The type of surgery that seems to work is gastric bypass, which shrinks the stomach considerably and shortens the rest of the digestive system. Studies show the surgery cures diabetes in about 78 percent of patients, usually before weight loss occurs.

No one has been sure why, but a hormone called glucagon-like peptide-1, or GLP-1, has been suspected to play a role for about a decade.

In a person without diabetes, the stomach uses the hormone to warn the pancreas to make insulin when there is an increase in sugar in the blood.

People with Type 2 diabetes have a defect in how the body responds to and produces insulin in the pancreas. Increasing GLP-1 levels can help increase insulin production to levels where it can control blood sugar, and gastric bypass seems to increase GLP-1 production.

Munger and fellow researchers' studies on rats seem to show that the sugar-sensing mechanism also can be triggered in the large intestine. It's an unlikely place, because the primary site for production of the GLP-1 hormone is the small intestine.

The researchers now are trying to figure out how to trigger the mechanism without surgery.

A leading candidate, glyburide, is a drug currently used for diabetes treatment. It's cheap and can be taken orally, but can cause the pancreas to produce too much insulin, which can make blood sugar drop too low. So there are efforts to replace it.

Munger said scientists who regularly work with pharmaceuticals may be able to target the drug to the large intestine where it could prompt GLP-1 production or they may find a new drug to directly spur insulin production. First, he and fellow researchers need to show the mechanism works in humans and not just rats.

Something worked for Maker after her surgery. But an explanation was less important than addressing her diabetes before it caused more severe health problems. She already had high blood pressure, sleep apnea and acid reflux.

In addition to curing her diabetes and other health problems, she's also lost 117 pounds, and went from size 22 to size 10. She recently completed her first 5K road race.

She said she probably would have considered a pill to avoid the surgery, which she had in November, but now she's glad she didn't. It would have done nothing for those extra pounds.

"I was really headed down the wrong path," said Maker, a 48-year-old paralegal who lives in Linthicum. "My biggest thing, though, I'm bad at taking pills and I didn't want to have to take pills anymore. And I got way more out of surgery then I every thought I would."

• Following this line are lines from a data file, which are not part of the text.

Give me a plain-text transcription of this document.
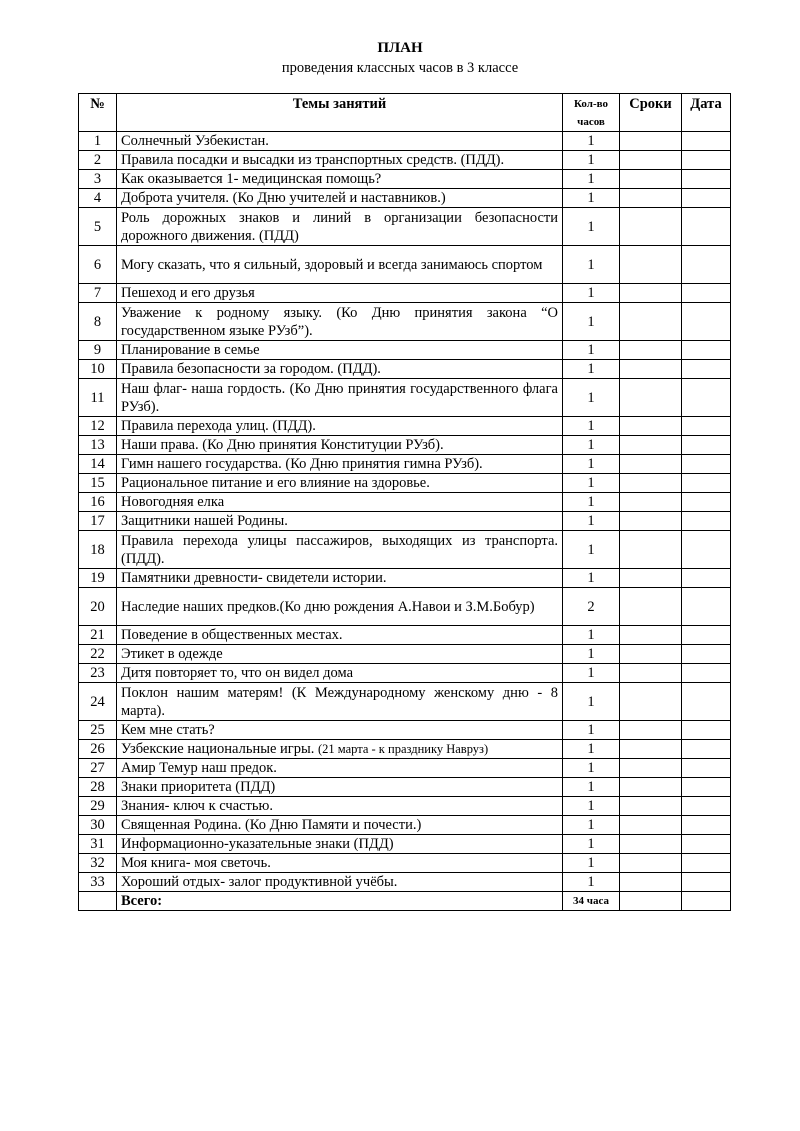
ПЛАН
проведения классных часов в 3 классе
№	Темы занятий	Кол-во часов	Сроки	Дата
1	Солнечный Узбекистан.	1		
2	Правила посадки и высадки из транспортных средств. (ПДД).	1		
3	Как оказывается 1- медицинская помощь?	1		
4	Доброта учителя. (Ко Дню учителей и наставников.)	1		
5	Роль дорожных знаков и линий в организации безопасности дорожного движения. (ПДД)	1		
6	Могу сказать, что я сильный, здоровый и всегда занимаюсь спортом	1		
7	Пешеход и его друзья	1		
8	Уважение к родному языку. (Ко Дню принятия закона “О государственном языке РУзб”).	1		
9	Планирование в семье	1		
10	Правила безопасности за городом. (ПДД).	1		
11	Наш флаг- наша гордость. (Ко Дню принятия государственного флага РУзб).	1		
12	Правила перехода улиц. (ПДД).	1		
13	Наши права. (Ко Дню принятия Конституции РУзб).	1		
14	Гимн нашего государства. (Ко Дню принятия гимна РУзб).	1		
15	Рациональное питание и его влияние на здоровье.	1		
16	Новогодняя елка	1		
17	Защитники нашей Родины.	1		
18	Правила перехода улицы пассажиров, выходящих из транспорта. (ПДД).	1		
19	Памятники древности- свидетели истории.	1		
20	Наследие наших предков.(Ко дню рождения А.Навои и З.М.Бобур)	2		
21	Поведение в общественных местах.	1		
22	Этикет в одежде	1		
23	Дитя повторяет то, что он видел дома	1		
24	Поклон нашим матерям! (К Международному женскому дню - 8 марта).	1		
25	Кем мне стать?	1		
26	Узбекские национальные игры. (21 марта - к празднику Навруз)	1		
27	Амир Темур наш предок.	1		
28	Знаки приоритета (ПДД)	1		
29	Знания- ключ к счастью.	1		
30	Священная Родина. (Ко Дню Памяти и почести.)	1		
31	Информационно-указательные знаки (ПДД)	1		
32	Моя книга- моя светочь.	1		
33	Хороший отдых- залог продуктивной учёбы.	1		
	Всего:	34 часа		
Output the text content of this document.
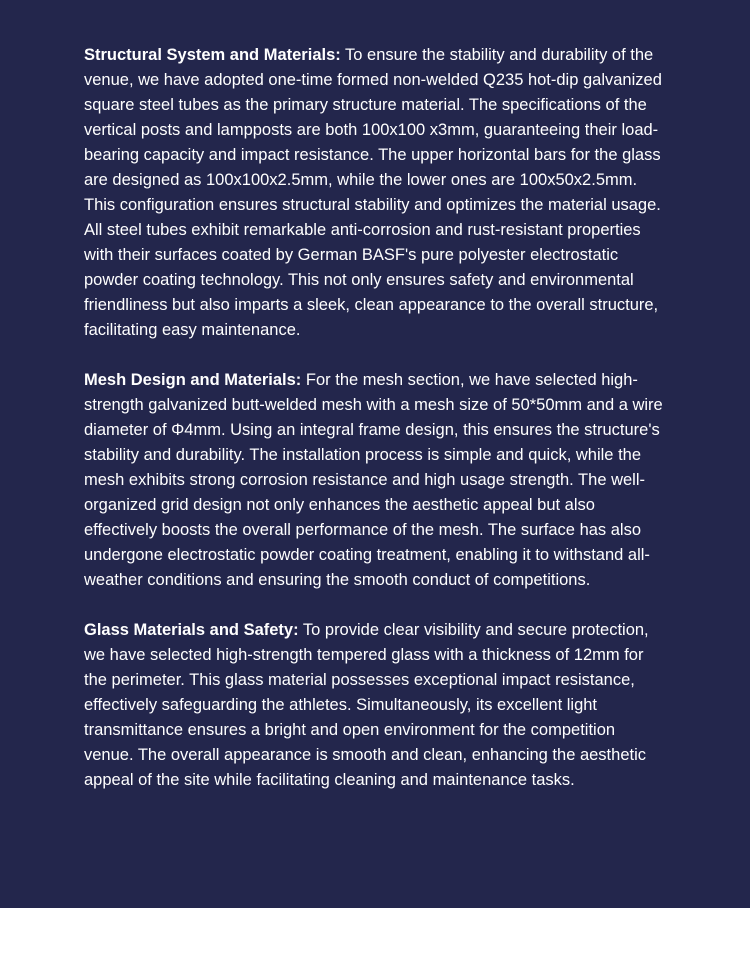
Structural System and Materials: To ensure the stability and durability of the venue, we have adopted one-time formed non-welded Q235 hot-dip galvanized square steel tubes as the primary structure material. The specifications of the vertical posts and lampposts are both 100x100 x3mm, guaranteeing their load-bearing capacity and impact resistance. The upper horizontal bars for the glass are designed as 100x100x2.5mm, while the lower ones are 100x50x2.5mm. This configuration ensures structural stability and optimizes the material usage. All steel tubes exhibit remarkable anti-corrosion and rust-resistant properties with their surfaces coated by German BASF's pure polyester electrostatic powder coating technology. This not only ensures safety and environmental friendliness but also imparts a sleek, clean appearance to the overall structure, facilitating easy maintenance.

Mesh Design and Materials: For the mesh section, we have selected high-strength galvanized butt-welded mesh with a mesh size of 50*50mm and a wire diameter of Φ4mm. Using an integral frame design, this ensures the structure's stability and durability. The installation process is simple and quick, while the mesh exhibits strong corrosion resistance and high usage strength. The well-organized grid design not only enhances the aesthetic appeal but also effectively boosts the overall performance of the mesh. The surface has also undergone electrostatic powder coating treatment, enabling it to withstand all-weather conditions and ensuring the smooth conduct of competitions.

Glass Materials and Safety: To provide clear visibility and secure protection, we have selected high-strength tempered glass with a thickness of 12mm for the perimeter. This glass material possesses exceptional impact resistance, effectively safeguarding the athletes. Simultaneously, its excellent light transmittance ensures a bright and open environment for the competition venue. The overall appearance is smooth and clean, enhancing the aesthetic appeal of the site while facilitating cleaning and maintenance tasks.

Still, she said the surgery is a major commitment. There was six months of work on her diet and a psychiatric evaluation before the dietitian, psychologist and surgeon decided she was a good candidate. Surgery also carries risks. And then the lifestyle changes include eating frequent, very small meals, which is not something she said overweight people are used to doing.

A pill would help many other people, she believes.

Her doctor at Saint Agnes Hospital, Dr. Andrew Averbach, agreed and said he'd like to be able to offer a pill to patients who can't or wouldn't fair well with surgery because of the required lifestyle changes. Diabetes can return in patients who regain weight.

Also, surgery doesn't cure every case, said Averbach, director of the hospital's Bariatric Surgery Center.

For now, he's not expecting any let up in the number of people who come in for gastric bypass surgery or other bariatric surgery, to control weight and health problems. The Saint Agnes center, one of the region's busiest, does about 650 such surgeries a year.

For those who are willing to make lifestyle changes, Averbach said it's cheaper today to do surgery than treat diabetes long-term because of all of the complications and other related health problems.

"Bariatric surgery is very safe but a pill it usually safer," he said. "If they can come up with this magic pill it would be nice."